I know that in my family, there are American and Chinese customs that my family and I follow. For instance, when my parents came to America, they had to settle for low-paying jobs because they could not speak English and were not highly skilled. To survive, they relied on the help from other Chinese immigrants who were living in the neighborhood. At the time, they still celebrated holidays like Chinese New Year and practiced traditional religious customs. After my sisters and I were born, we began developing new customs that my parents eventually came to adapt. We taught them and eventually integrated American holidays like Christmas and Thanksgiving into our calendars.

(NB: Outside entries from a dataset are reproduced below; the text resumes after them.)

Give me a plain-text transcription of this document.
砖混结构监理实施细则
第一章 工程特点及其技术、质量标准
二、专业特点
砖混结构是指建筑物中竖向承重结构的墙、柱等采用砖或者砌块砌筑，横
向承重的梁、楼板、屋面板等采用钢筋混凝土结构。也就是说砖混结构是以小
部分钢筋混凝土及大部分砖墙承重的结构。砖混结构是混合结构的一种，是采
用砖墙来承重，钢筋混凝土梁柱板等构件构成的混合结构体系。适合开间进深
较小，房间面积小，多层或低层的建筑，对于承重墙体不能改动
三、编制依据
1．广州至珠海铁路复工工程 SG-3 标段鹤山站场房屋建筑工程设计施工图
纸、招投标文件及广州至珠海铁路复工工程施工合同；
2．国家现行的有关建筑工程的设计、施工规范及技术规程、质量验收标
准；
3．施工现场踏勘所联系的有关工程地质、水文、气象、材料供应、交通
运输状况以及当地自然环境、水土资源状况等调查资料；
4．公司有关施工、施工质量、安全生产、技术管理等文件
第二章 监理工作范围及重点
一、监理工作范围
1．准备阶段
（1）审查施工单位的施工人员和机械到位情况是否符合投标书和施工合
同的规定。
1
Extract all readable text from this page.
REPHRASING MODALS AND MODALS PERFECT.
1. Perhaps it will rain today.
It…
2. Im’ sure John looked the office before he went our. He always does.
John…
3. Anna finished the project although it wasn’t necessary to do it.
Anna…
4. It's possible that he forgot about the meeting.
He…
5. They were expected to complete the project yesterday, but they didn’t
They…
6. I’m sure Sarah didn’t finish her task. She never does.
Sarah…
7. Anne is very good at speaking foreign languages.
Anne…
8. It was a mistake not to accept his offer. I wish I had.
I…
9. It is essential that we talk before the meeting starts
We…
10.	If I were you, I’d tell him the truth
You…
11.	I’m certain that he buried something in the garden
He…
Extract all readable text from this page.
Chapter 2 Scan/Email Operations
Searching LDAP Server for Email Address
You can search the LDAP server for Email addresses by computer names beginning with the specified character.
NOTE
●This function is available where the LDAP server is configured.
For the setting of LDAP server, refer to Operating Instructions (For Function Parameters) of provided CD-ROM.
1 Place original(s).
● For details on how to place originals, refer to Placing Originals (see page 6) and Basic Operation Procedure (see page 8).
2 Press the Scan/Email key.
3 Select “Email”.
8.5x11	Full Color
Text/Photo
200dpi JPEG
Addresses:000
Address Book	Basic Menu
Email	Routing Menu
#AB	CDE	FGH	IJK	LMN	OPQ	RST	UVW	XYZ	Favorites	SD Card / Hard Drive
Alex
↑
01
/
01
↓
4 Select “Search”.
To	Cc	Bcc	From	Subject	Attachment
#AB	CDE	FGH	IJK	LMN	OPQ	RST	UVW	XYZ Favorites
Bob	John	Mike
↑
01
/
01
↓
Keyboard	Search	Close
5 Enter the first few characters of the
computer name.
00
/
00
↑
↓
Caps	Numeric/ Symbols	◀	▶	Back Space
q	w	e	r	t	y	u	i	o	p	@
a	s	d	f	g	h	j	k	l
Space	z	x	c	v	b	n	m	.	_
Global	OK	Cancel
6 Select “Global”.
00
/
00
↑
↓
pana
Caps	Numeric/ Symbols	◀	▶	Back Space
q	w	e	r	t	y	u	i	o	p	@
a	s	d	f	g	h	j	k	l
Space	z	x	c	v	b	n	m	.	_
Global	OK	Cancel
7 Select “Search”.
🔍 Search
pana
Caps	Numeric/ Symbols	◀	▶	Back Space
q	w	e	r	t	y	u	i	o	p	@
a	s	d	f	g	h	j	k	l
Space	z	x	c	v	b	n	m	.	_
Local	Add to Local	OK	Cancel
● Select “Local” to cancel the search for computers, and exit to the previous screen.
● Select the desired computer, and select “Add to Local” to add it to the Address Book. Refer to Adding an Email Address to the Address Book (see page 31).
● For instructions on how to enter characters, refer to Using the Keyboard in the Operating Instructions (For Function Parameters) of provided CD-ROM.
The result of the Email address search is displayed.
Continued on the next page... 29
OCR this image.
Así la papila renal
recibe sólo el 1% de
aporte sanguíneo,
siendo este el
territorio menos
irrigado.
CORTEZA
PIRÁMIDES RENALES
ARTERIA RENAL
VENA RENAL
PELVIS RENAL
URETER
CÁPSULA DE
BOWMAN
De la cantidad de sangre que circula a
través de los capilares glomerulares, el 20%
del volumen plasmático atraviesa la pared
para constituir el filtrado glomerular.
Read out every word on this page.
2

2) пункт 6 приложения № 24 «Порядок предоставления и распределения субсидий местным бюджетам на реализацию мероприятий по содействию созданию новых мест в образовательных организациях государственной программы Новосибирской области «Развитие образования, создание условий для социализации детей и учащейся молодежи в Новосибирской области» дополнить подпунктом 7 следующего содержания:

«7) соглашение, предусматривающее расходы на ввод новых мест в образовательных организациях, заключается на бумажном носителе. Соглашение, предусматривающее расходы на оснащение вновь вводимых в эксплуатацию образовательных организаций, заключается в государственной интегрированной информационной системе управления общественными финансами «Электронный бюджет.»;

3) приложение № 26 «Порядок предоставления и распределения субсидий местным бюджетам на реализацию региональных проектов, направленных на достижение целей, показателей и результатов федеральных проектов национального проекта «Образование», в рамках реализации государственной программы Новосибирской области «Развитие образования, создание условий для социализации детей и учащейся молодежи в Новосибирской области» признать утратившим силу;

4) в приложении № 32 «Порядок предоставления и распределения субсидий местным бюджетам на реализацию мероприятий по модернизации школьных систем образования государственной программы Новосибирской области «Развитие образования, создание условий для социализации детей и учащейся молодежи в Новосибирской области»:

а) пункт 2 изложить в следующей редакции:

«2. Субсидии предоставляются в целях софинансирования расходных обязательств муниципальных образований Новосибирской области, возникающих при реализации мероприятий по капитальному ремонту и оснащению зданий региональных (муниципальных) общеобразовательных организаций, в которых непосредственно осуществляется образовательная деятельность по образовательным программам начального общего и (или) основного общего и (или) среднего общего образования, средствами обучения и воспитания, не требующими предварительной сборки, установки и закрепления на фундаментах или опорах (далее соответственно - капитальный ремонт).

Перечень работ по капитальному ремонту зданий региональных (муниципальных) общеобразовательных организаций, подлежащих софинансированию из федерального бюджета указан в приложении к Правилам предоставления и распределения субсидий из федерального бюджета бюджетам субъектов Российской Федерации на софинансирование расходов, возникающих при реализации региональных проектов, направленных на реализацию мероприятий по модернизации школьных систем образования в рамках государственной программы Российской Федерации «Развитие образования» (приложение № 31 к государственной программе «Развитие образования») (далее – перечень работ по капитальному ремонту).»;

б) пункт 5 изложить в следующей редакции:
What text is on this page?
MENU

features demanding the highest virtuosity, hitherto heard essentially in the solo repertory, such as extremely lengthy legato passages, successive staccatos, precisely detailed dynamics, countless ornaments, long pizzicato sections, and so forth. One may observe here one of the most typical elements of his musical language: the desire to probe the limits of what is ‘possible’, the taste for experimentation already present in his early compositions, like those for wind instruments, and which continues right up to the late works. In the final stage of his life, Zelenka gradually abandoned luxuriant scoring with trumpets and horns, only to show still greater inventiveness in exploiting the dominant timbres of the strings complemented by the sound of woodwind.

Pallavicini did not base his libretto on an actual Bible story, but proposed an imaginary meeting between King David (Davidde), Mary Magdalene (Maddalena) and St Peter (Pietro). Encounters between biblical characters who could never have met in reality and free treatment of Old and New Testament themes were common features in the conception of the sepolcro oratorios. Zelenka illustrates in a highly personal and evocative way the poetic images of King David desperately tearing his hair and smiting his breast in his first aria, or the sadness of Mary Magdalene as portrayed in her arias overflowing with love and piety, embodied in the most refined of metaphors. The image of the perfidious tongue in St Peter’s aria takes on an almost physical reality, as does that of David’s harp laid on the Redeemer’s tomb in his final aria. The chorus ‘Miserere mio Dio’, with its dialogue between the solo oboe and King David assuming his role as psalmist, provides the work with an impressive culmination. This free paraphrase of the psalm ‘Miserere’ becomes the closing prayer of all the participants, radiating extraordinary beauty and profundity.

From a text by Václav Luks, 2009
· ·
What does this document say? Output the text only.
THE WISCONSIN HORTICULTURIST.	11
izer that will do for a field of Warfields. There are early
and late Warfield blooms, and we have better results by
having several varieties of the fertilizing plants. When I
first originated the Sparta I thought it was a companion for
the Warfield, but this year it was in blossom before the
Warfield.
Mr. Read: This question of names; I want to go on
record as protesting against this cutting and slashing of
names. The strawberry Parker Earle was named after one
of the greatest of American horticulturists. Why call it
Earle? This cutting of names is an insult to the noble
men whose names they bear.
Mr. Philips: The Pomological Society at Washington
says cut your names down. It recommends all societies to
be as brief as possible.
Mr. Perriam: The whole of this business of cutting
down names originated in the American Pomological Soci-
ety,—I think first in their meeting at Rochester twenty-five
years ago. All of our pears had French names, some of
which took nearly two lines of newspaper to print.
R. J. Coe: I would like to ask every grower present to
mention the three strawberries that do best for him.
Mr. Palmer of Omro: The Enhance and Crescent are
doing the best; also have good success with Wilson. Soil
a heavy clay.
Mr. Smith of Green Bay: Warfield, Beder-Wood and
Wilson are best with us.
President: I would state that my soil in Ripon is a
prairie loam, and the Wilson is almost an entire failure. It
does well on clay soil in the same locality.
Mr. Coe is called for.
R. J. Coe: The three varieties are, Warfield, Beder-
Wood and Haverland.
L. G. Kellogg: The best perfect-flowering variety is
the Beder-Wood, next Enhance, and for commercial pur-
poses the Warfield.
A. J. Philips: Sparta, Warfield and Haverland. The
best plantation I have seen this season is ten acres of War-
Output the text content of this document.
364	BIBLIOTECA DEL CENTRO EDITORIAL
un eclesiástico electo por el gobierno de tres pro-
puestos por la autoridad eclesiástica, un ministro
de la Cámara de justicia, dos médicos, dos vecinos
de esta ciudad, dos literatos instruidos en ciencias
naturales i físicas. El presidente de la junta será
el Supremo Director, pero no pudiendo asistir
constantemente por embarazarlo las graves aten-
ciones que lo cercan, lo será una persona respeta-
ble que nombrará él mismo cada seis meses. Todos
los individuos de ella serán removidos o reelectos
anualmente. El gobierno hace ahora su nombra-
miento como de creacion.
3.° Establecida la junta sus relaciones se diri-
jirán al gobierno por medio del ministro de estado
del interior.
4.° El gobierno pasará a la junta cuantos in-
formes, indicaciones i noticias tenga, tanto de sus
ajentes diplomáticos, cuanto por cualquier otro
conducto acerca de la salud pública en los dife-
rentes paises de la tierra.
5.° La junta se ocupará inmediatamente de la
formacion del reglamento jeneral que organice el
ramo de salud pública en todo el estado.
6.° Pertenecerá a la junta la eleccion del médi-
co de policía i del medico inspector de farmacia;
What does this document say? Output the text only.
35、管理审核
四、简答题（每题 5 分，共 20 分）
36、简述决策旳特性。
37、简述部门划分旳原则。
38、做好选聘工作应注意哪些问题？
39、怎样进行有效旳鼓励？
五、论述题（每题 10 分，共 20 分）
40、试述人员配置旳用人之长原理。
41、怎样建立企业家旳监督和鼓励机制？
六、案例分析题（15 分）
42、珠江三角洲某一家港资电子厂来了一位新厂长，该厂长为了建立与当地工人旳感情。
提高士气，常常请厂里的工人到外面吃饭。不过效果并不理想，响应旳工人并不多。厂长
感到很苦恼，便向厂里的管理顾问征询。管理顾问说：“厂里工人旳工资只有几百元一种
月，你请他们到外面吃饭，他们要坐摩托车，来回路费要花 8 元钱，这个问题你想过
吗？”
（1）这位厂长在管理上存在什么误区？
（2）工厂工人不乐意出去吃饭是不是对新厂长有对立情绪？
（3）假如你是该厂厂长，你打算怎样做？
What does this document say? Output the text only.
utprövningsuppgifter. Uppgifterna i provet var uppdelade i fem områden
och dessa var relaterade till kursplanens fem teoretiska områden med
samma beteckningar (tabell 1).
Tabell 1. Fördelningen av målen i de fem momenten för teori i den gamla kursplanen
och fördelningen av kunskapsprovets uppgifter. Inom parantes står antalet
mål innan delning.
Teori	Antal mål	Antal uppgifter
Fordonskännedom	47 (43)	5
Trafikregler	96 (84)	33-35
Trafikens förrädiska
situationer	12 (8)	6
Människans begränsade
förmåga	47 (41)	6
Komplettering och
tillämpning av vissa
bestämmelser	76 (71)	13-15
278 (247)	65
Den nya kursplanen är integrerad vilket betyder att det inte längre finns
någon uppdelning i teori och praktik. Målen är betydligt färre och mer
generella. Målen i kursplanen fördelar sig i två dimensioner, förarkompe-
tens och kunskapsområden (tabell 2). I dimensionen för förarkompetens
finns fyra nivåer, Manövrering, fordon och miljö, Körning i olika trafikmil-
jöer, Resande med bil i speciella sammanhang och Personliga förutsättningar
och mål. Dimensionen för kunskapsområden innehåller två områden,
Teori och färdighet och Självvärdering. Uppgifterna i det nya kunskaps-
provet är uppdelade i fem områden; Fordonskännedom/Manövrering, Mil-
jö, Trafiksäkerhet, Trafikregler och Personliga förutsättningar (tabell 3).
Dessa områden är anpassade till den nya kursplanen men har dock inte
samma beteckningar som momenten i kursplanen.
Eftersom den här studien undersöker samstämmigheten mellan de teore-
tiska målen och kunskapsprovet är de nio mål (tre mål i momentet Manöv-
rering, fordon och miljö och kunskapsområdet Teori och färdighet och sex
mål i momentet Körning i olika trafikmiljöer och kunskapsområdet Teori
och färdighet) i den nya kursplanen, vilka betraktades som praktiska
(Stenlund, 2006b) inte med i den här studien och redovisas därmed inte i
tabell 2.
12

In this way, my family has assimilated through America through my sisters and I, the second-generation. However, my family suggests cultural pluralism because we do not lose out Chinese roots. Occasionally, my mother makes phone calls to relatives and friends in China to maintain the connection to her homeland. If there was one thing that my mother would want to have drilled into me, it would be to preserve Chinese culture. At home, my parents stress the importance of speaking my native tongue and prohibit the usage of English in my sisters and my conversation. They fear that as generation follows generation, the Chinese culture in my family will have disappeared into American mainstream. Similarly, Foner wonders if transnationalism is a one-generation phenomenon. But as of now, I am only the second generation and while my family has assimilated somewhat into American society, they steadily hold onto traditional Chinese customs that define Chinese culture.